Anadolu'yu mozaik yapan dokusunun doğal ve mantiki sonuçları, bu hakları kabul etmek ve bunların kazanılmasına yardımcı olmayi gerekli kılar. Hiç kimse dün Kürtlerin nasıl yok sayılıp acımasızca ezildiklerini unutmasın. Hiç kimse Kürt halkının acı çekerek bu güne, haklı davasının kararlı savunuculuğuna, özgürlük mücadelesine geldiğini unutmasın.

Dün Kürtleri inkar edenler, onların haklarını ve mücadelelerini inkar edenler, nasıl ki bölücü oldukları açığa çıktıysa, bu gün Arap halkını ve mücadelesini yok saymak isteyenler aynı türler olduğu bilinmektedir. Bunlar gerçek bölücüler, milliyetçilerdi.

Şimdi, Kürt özgürlük hareketine karşı homurdananlar, Arap halkının kimlik hakları mücadelesine karşı "sizde nereden çıktınız" diyerek milliyetçi reflekslerini göstermektedirler. Utanmadan da devletin kirli oyunu olan, Arap ve Kürt olmakla ilgisiz mahalle sürtüşmelerini, Arap-Kürt sürtüşmesi olarak servis etmek istemektedirler. Bu söylemler ve tanımlamalar milliyetçi iç güdülerin dışa vurumudur. Bunlar Özel Harp Dairesi tarafındanda, özel olarak üretilmektedir; İtirafçı Engin Erikener ve ortağı MİT ajanı İbrahim Yalçın'ın mihrac Ural'a saldırıları mantığı bu alanın üretimidir.

Mihrac Ural her yazısında, ısrarla bölücülüğün her türüne, milliyetçiliğin her türüne karşı durduğunu ilan etmiştir. Binlerce makalesinde bunun aksi tek bir cümle bulunamaz. Yazılarından alıntı yapmadan, kurgu ve yalanla yapılan saldırıların muhatap alınmayacağı bilinmelidir. Etik olmayan yollar, etik olmayan insanların işidir. Bizler, devrimci siyaset yapma kararında ısrarlıyız, bunlara dönüp bakmayacağız.

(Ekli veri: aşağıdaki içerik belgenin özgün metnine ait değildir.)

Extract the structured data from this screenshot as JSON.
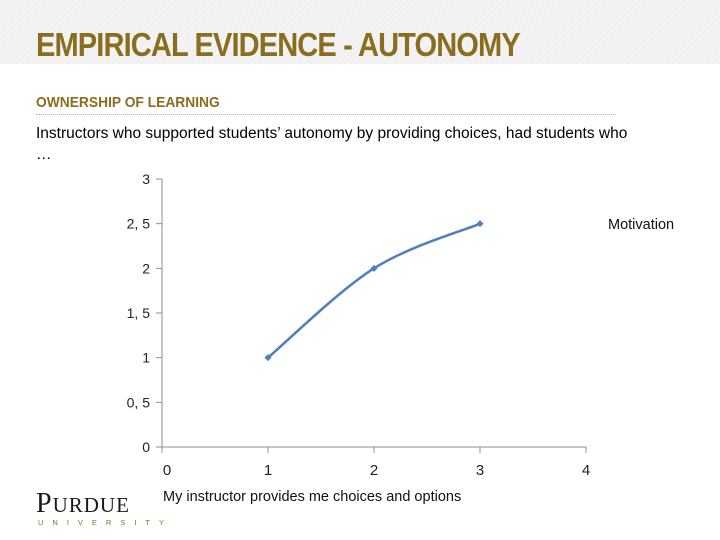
{
  "slide": {
    "title": "EMPIRICAL EVIDENCE - AUTONOMY",
    "subtitle": "OWNERSHIP OF LEARNING",
    "body": "Instructors who supported students’ autonomy by providing choices, had students who …"
  },
  "logo": {
    "word_first": "P",
    "word_rest": "URDUE",
    "sub": "UNIVERSITY"
  },
  "colors": {
    "title": "#8a6d1e",
    "series": "#4f7fbe",
    "axis": "#8c8c8c"
  },
  "chart_data": {
    "type": "line",
    "title": "",
    "xlabel": "My instructor provides me choices and options",
    "ylabel": "",
    "xlim": [
      0,
      4
    ],
    "ylim": [
      0,
      3
    ],
    "x_ticks": [
      0,
      1,
      2,
      3,
      4
    ],
    "x_tick_labels": [
      "0",
      "1",
      "2",
      "3",
      "4"
    ],
    "y_ticks": [
      0,
      0.5,
      1,
      1.5,
      2,
      2.5,
      3
    ],
    "y_tick_labels": [
      "0",
      "0, 5",
      "1",
      "1, 5",
      "2",
      "2, 5",
      "3"
    ],
    "smooth": true,
    "grid": false,
    "legend": "right",
    "series": [
      {
        "name": "Motivation",
        "x": [
          1,
          2,
          3
        ],
        "values": [
          1,
          2,
          2.5
        ]
      }
    ]
  }
}
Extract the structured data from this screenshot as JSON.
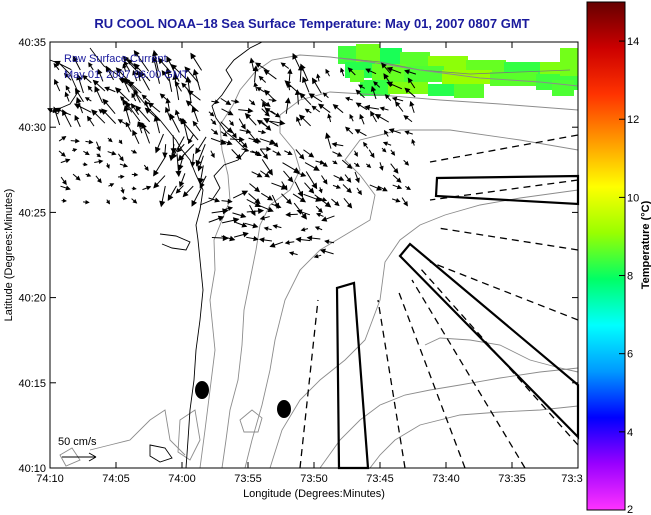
{
  "chart_data": {
    "type": "map",
    "title": "RU COOL  NOAA–18  Sea Surface Temperature:  May 01, 2007 0807 GMT",
    "xlabel": "Longitude (Degrees:Minutes)",
    "ylabel": "Latitude (Degrees:Minutes)",
    "x_ticks": [
      "74:10",
      "74:05",
      "74:00",
      "73:55",
      "73:50",
      "73:45",
      "73:40",
      "73:35",
      "73:3"
    ],
    "y_ticks": [
      "40:10",
      "40:15",
      "40:20",
      "40:25",
      "40:30",
      "40:35"
    ],
    "legend_lines": [
      "Raw Surface Current",
      "May 01, 2007 06:00 GMT"
    ],
    "scale_label": "50 cm/s",
    "colorbar": {
      "label": "Temperature (°C)",
      "range": [
        2,
        15
      ],
      "ticks": [
        "2",
        "4",
        "6",
        "8",
        "10",
        "12",
        "14"
      ],
      "colors": [
        "#ff33ff",
        "#9900ff",
        "#0000ff",
        "#0099ff",
        "#00ffff",
        "#00ff66",
        "#99ff00",
        "#ffff00",
        "#ff9900",
        "#ff3300",
        "#cc0000",
        "#660000"
      ]
    },
    "sst_patch_temp_c": 8.5,
    "markers": [
      "dot",
      "dot"
    ],
    "colors": {
      "title": "#1a1a9c",
      "legend": "#1a1a9c",
      "land_contour": "#000000",
      "bathymetry": "#888888",
      "arrows": "#000000"
    }
  }
}
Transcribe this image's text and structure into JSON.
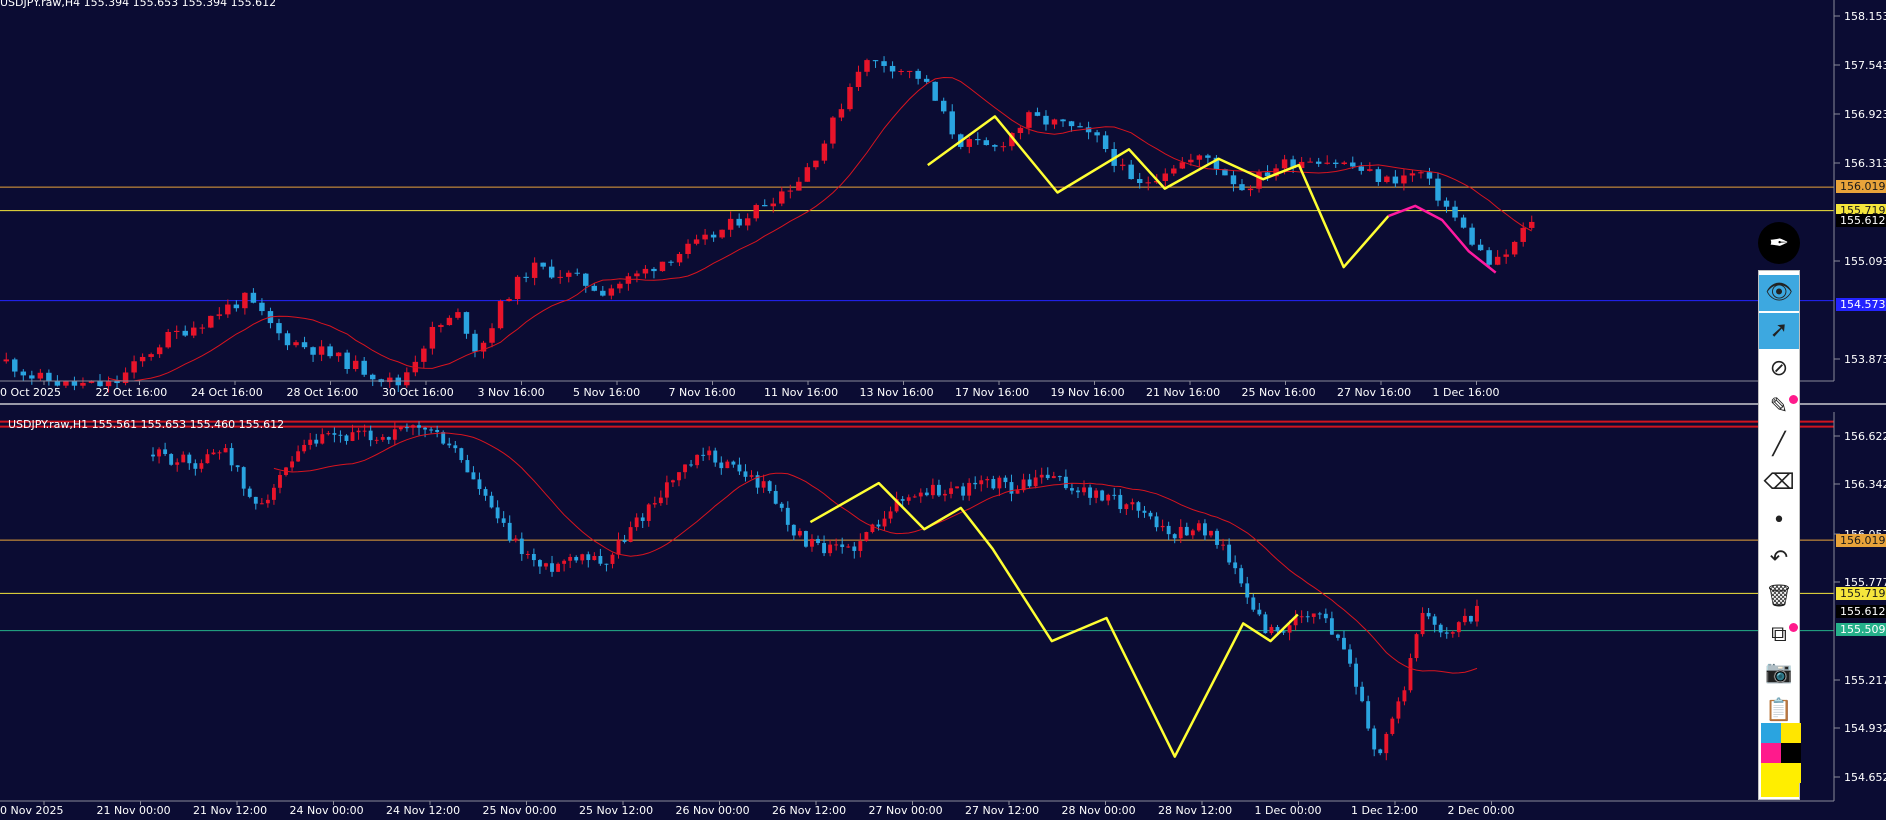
{
  "colors": {
    "background": "#0b0c33",
    "bull": "#e8142a",
    "bear": "#2aa4e0",
    "ma": "#d8141f",
    "pattern": "#ffff33",
    "forecast": "#ff1aa0",
    "orange_level": "#e8a33a",
    "yellow_level": "#f5e63c",
    "blue_level": "#2424ff",
    "green_level": "#25b08a",
    "axis_text": "#ffffff"
  },
  "chart_data": [
    {
      "type": "candlestick",
      "header": "USDJPY.raw,H4  155.394 155.653 155.394 155.612",
      "ylim": [
        153.55,
        158.3
      ],
      "y_ticks": [
        "158.153",
        "157.543",
        "156.923",
        "156.313",
        "155.093",
        "153.873"
      ],
      "x_ticks": [
        "0 Oct 2025",
        "22 Oct 16:00",
        "24 Oct 16:00",
        "28 Oct 16:00",
        "30 Oct 16:00",
        "3 Nov 16:00",
        "5 Nov 16:00",
        "7 Nov 16:00",
        "11 Nov 16:00",
        "13 Nov 16:00",
        "17 Nov 16:00",
        "19 Nov 16:00",
        "21 Nov 16:00",
        "25 Nov 16:00",
        "27 Nov 16:00",
        "1 Dec 16:00"
      ],
      "price_labels": [
        {
          "text": "156.019",
          "kind": "orange_level"
        },
        {
          "text": "155.719",
          "kind": "yellow_level"
        },
        {
          "text": "155.612",
          "kind": "current"
        },
        {
          "text": "154.573",
          "kind": "blue_level"
        }
      ],
      "levels": [
        {
          "price": 156.019,
          "kind": "orange_level"
        },
        {
          "price": 155.719,
          "kind": "yellow_level"
        },
        {
          "price": 154.573,
          "kind": "blue_level"
        }
      ],
      "candle_count": 180,
      "candles_seed": 11,
      "close_path": [
        [
          0,
          153.8
        ],
        [
          6,
          153.6
        ],
        [
          14,
          153.5
        ],
        [
          24,
          153.5
        ],
        [
          36,
          154.1
        ],
        [
          44,
          154.3
        ],
        [
          50,
          154.5
        ],
        [
          54,
          154.6
        ],
        [
          62,
          154.1
        ],
        [
          72,
          153.9
        ],
        [
          80,
          153.7
        ],
        [
          88,
          153.5
        ],
        [
          96,
          154.2
        ],
        [
          102,
          154.4
        ],
        [
          106,
          153.9
        ],
        [
          112,
          154.6
        ],
        [
          118,
          155.0
        ],
        [
          126,
          154.9
        ],
        [
          134,
          154.7
        ],
        [
          142,
          154.9
        ],
        [
          148,
          155.1
        ],
        [
          156,
          155.3
        ],
        [
          162,
          155.5
        ],
        [
          170,
          155.8
        ],
        [
          178,
          156.1
        ],
        [
          184,
          156.6
        ],
        [
          192,
          157.6
        ],
        [
          198,
          157.6
        ],
        [
          206,
          157.4
        ],
        [
          214,
          156.6
        ],
        [
          222,
          156.5
        ],
        [
          230,
          156.9
        ],
        [
          238,
          156.8
        ],
        [
          246,
          156.6
        ],
        [
          254,
          156.0
        ],
        [
          262,
          156.3
        ],
        [
          270,
          156.4
        ],
        [
          278,
          156.0
        ],
        [
          286,
          156.3
        ],
        [
          294,
          156.4
        ],
        [
          302,
          156.3
        ],
        [
          310,
          156.1
        ],
        [
          318,
          156.2
        ],
        [
          326,
          155.6
        ],
        [
          334,
          155.0
        ],
        [
          338,
          155.2
        ],
        [
          343,
          155.61
        ]
      ],
      "zigzag": [
        [
          207,
          156.3
        ],
        [
          222,
          156.92
        ],
        [
          236,
          155.95
        ],
        [
          252,
          156.5
        ],
        [
          260,
          156.0
        ],
        [
          272,
          156.38
        ],
        [
          282,
          156.12
        ],
        [
          290,
          156.3
        ],
        [
          300,
          155.0
        ],
        [
          310,
          155.65
        ]
      ],
      "forecast": [
        [
          310,
          155.65
        ],
        [
          316,
          155.78
        ],
        [
          322,
          155.6
        ],
        [
          328,
          155.2
        ],
        [
          334,
          154.93
        ]
      ],
      "ma_period": 12
    },
    {
      "type": "candlestick",
      "header": "USDJPY.raw,H1  155.561 155.653 155.460 155.612",
      "ylim": [
        154.55,
        156.74
      ],
      "y_ticks": [
        "156.622",
        "156.342",
        "156.057",
        "155.777",
        "155.217",
        "154.932",
        "154.652"
      ],
      "x_ticks": [
        "0 Nov 2025",
        "21 Nov 00:00",
        "21 Nov 12:00",
        "24 Nov 00:00",
        "24 Nov 12:00",
        "25 Nov 00:00",
        "25 Nov 12:00",
        "26 Nov 00:00",
        "26 Nov 12:00",
        "27 Nov 00:00",
        "27 Nov 12:00",
        "28 Nov 00:00",
        "28 Nov 12:00",
        "1 Dec 00:00",
        "1 Dec 12:00",
        "2 Dec 00:00"
      ],
      "price_labels": [
        {
          "text": "156.019",
          "kind": "orange_level"
        },
        {
          "text": "155.719",
          "kind": "yellow_level"
        },
        {
          "text": "155.612",
          "kind": "current"
        },
        {
          "text": "155.509",
          "kind": "green_level"
        }
      ],
      "levels": [
        {
          "price": 156.686,
          "kind": "red_level"
        },
        {
          "price": 156.019,
          "kind": "orange_level"
        },
        {
          "price": 155.719,
          "kind": "yellow_level"
        },
        {
          "price": 155.509,
          "kind": "green_level"
        }
      ],
      "candle_count": 220,
      "candles_seed": 29,
      "close_path": [
        [
          0,
          156.5
        ],
        [
          10,
          156.45
        ],
        [
          16,
          156.55
        ],
        [
          22,
          156.2
        ],
        [
          28,
          156.35
        ],
        [
          34,
          156.55
        ],
        [
          40,
          156.6
        ],
        [
          50,
          156.6
        ],
        [
          60,
          156.65
        ],
        [
          66,
          156.55
        ],
        [
          72,
          156.3
        ],
        [
          78,
          156.05
        ],
        [
          86,
          155.85
        ],
        [
          94,
          155.95
        ],
        [
          100,
          155.9
        ],
        [
          106,
          156.1
        ],
        [
          114,
          156.35
        ],
        [
          122,
          156.5
        ],
        [
          130,
          156.4
        ],
        [
          136,
          156.3
        ],
        [
          142,
          156.05
        ],
        [
          148,
          155.95
        ],
        [
          156,
          156.0
        ],
        [
          162,
          156.2
        ],
        [
          170,
          156.3
        ],
        [
          178,
          156.3
        ],
        [
          186,
          156.35
        ],
        [
          190,
          156.3
        ],
        [
          196,
          156.38
        ],
        [
          202,
          156.32
        ],
        [
          210,
          156.25
        ],
        [
          218,
          156.2
        ],
        [
          224,
          156.05
        ],
        [
          230,
          156.1
        ],
        [
          236,
          156.0
        ],
        [
          240,
          155.75
        ],
        [
          246,
          155.5
        ],
        [
          252,
          155.55
        ],
        [
          258,
          155.6
        ],
        [
          264,
          155.35
        ],
        [
          270,
          154.8
        ],
        [
          276,
          155.2
        ],
        [
          280,
          155.6
        ],
        [
          286,
          155.5
        ],
        [
          292,
          155.62
        ]
      ],
      "zigzag": [
        [
          145,
          156.12
        ],
        [
          160,
          156.34
        ],
        [
          170,
          156.08
        ],
        [
          178,
          156.2
        ],
        [
          185,
          155.97
        ],
        [
          198,
          155.45
        ],
        [
          210,
          155.58
        ],
        [
          225,
          154.8
        ],
        [
          240,
          155.55
        ],
        [
          246,
          155.45
        ],
        [
          252,
          155.6
        ]
      ],
      "ma_period": 20
    }
  ],
  "toolbar": {
    "pen_icon": "pen-nib-icon",
    "items": [
      {
        "name": "eye-icon",
        "glyph": "👁",
        "active": true
      },
      {
        "name": "cursor-icon",
        "glyph": "➚",
        "active": true
      },
      {
        "name": "no-draw-icon",
        "glyph": "⊘",
        "active": false
      },
      {
        "name": "eraser-pen-icon",
        "glyph": "✎",
        "active": false,
        "dot": true
      },
      {
        "name": "line-icon",
        "glyph": "╱",
        "active": false
      },
      {
        "name": "eraser-icon",
        "glyph": "⌫",
        "active": false
      },
      {
        "name": "dot-icon",
        "glyph": "•",
        "active": false
      },
      {
        "name": "undo-icon",
        "glyph": "↶",
        "active": false
      },
      {
        "name": "trash-icon",
        "glyph": "🗑",
        "active": false
      },
      {
        "name": "board-icon",
        "glyph": "⧉",
        "active": false,
        "dot": true
      },
      {
        "name": "camera-icon",
        "glyph": "📷",
        "active": false
      },
      {
        "name": "clipboard-icon",
        "glyph": "📋",
        "active": false
      }
    ],
    "swatches": [
      "#2aa4e0",
      "#ffe600",
      "#ff1a8c",
      "#000000",
      "#ffee00",
      "#ffee00"
    ]
  }
}
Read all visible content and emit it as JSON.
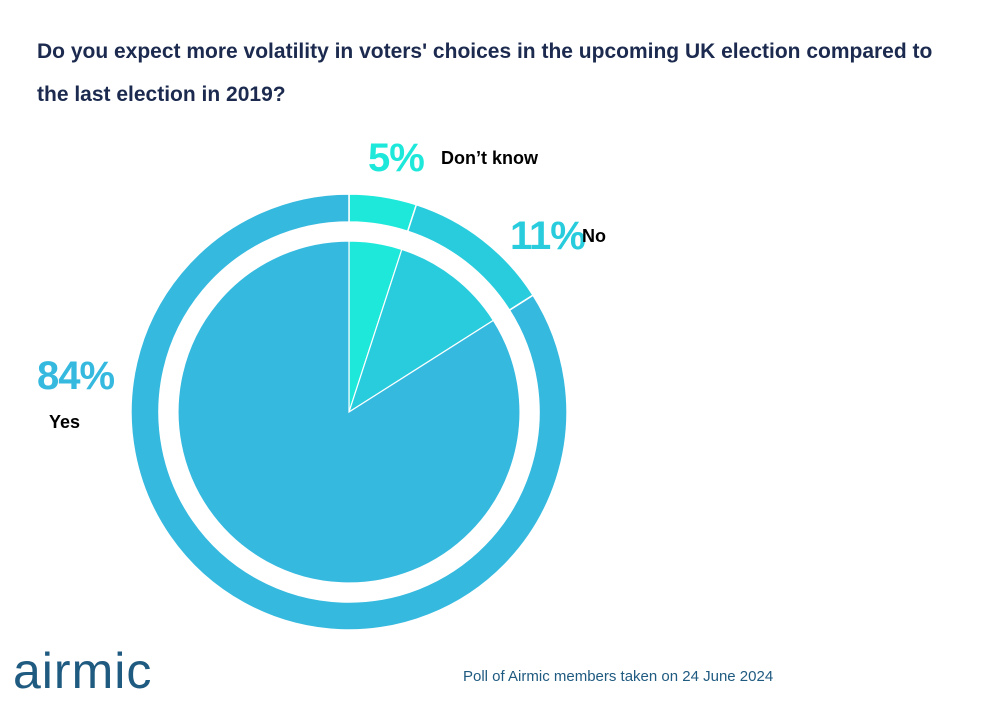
{
  "title": "Do you expect more volatility in voters' choices in the upcoming UK election compared to the last election in 2019?",
  "brand": {
    "logo_text": "airmic"
  },
  "footnote": "Poll of Airmic members taken on 24 June 2024",
  "chart_data": {
    "type": "pie",
    "categories": [
      "Don’t know",
      "No",
      "Yes"
    ],
    "values": [
      5,
      11,
      84
    ],
    "percent_labels": [
      "5%",
      "11%",
      "84%"
    ],
    "colors": [
      "#1ee8da",
      "#29ccdc",
      "#35b9df"
    ],
    "title": "Do you expect more volatility in voters' choices in the upcoming UK election compared to the last election in 2019?"
  }
}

Polis İşbirlikçisi, İtirafçı Engin Erkiner, şövenist bir milliyetçidir, Arap düşmanıdır, Kürt düşmanıdır. Bunu iliklerine kadar hissetmekte ve kin olarak kusmaktadır. Bu kuklaların algısında ortak ülke yoktur, halklar yoktur, halkların siyasal ve kültürel hakları, kimlik hakları yoktur. Bu faşist zihniyet, ülkemiz solunu da katleden zihniyettir.

Polis işbirlikçisi, itirafçı Engin Erikener burada da kalmamıştır. İnanç değerlerine saldırma arsızlığına yönelmiştir. Bu pervasızlık ahlaksızlığını gösterdiği kadar, siyasal algılarına yön veren kaynakların karanlık yüzünü sergilemektedir, cehaletini ele vermektedir. Büyük bilge, düşün insanı, etkileri asırları aşan feylezof, Hekim Şeyh Hüseyn Bin Hamdan El Hasibi'yi diline dolaması, ona "muskacı bir şeyh" imalarıyla dil uzatması , bu inanç topluluğunun ebede kadar affetmeyeceği çizmeyi aşmaktır.Bu halkın evlatları bu seramoniyi asla unutmayacaktır.

Mihrac Ural'a gelince, devrimci mücadeleye katıldığı günden bu güne, demokrasi mücadelesinde halkımız için tüm dinamiklerin harekete geçirilmesini savundu. Bu uğurda mücadele etti, "milliyetçilik demokrasinin en büyük düşmanıdır" dedi, "veba" diye tanımladı. Gerisi, Polis işbirlikçisi, kirli itirafçı Engin Erkiner'in, her zaman yaptığı gibi alıntısız, belgesiz ve kanıtsız karalamalarından ibarettir.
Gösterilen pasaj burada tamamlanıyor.